I mean "refused to". There was absolutely no value to Microsoft in refusing to restore the deleted information, and there was no practical reason to have deleted it at all. Ultimately, it just amounts to contempt.
"I screwed up. By the way, it's your fault. I hope you realize how many people think more highly of your service because my project is there. Why wont you accept some money for a service you don't provide?"
What's the value in capitulating to that? Also, a user saying "delete this stuff" is a pretty practical reason to do so.
or maybe just incompetence? or just retro-1990s microsoft? what is this? slashdot in 1998?
i mean, this is the company that perfected the "throw it all away and start over" serviceability paradigm and the "we don't know what's wrong with it just reboot it every six hours" reliability paradigm for systems.
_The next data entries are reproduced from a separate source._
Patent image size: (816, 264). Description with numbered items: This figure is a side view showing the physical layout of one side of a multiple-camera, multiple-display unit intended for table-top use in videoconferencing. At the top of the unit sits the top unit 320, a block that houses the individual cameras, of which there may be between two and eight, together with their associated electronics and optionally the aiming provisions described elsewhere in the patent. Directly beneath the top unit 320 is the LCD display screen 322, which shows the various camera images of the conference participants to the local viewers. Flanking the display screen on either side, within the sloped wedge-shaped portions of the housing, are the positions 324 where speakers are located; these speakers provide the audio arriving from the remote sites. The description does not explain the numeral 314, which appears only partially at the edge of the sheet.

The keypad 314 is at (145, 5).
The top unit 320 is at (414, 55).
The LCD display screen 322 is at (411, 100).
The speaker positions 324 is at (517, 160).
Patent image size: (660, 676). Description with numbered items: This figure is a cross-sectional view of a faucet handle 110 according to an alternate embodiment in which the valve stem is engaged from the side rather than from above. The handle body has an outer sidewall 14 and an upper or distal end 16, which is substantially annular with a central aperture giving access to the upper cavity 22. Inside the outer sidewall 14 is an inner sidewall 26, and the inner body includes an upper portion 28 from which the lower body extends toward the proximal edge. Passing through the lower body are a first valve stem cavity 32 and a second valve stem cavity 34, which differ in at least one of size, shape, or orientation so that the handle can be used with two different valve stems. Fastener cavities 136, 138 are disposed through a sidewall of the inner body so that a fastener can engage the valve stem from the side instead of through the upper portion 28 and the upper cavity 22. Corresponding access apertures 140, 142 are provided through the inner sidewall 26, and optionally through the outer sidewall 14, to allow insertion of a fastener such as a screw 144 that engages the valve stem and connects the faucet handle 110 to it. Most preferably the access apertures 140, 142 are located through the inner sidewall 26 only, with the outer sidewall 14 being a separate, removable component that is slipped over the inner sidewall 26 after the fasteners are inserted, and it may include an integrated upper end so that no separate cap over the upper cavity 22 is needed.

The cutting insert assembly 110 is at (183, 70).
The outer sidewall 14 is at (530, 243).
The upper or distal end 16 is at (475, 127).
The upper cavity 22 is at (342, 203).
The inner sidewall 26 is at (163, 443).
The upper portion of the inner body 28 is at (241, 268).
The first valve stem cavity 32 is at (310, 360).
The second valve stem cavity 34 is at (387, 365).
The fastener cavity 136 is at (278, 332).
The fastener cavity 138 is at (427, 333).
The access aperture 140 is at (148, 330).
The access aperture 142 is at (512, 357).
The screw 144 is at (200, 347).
totally reliable business partner to trust for outsourcing critical business and government infrastructure for sure!
those who are serious and prudent seek assurance, for the reckless and feckless, there's azurance.
if the blog post doesn't work, i'd suggest renaming the project (specifically the cli) such that it makes reference to the hollowness of the new microsoft's apparent love for open source. that way when those thousands of developers (who happen the be of the exact variety that the dinosaur is trying to court) are invoking it every day, it can burn into their skulls to never ever work for, or choose technologies made by, microsoft.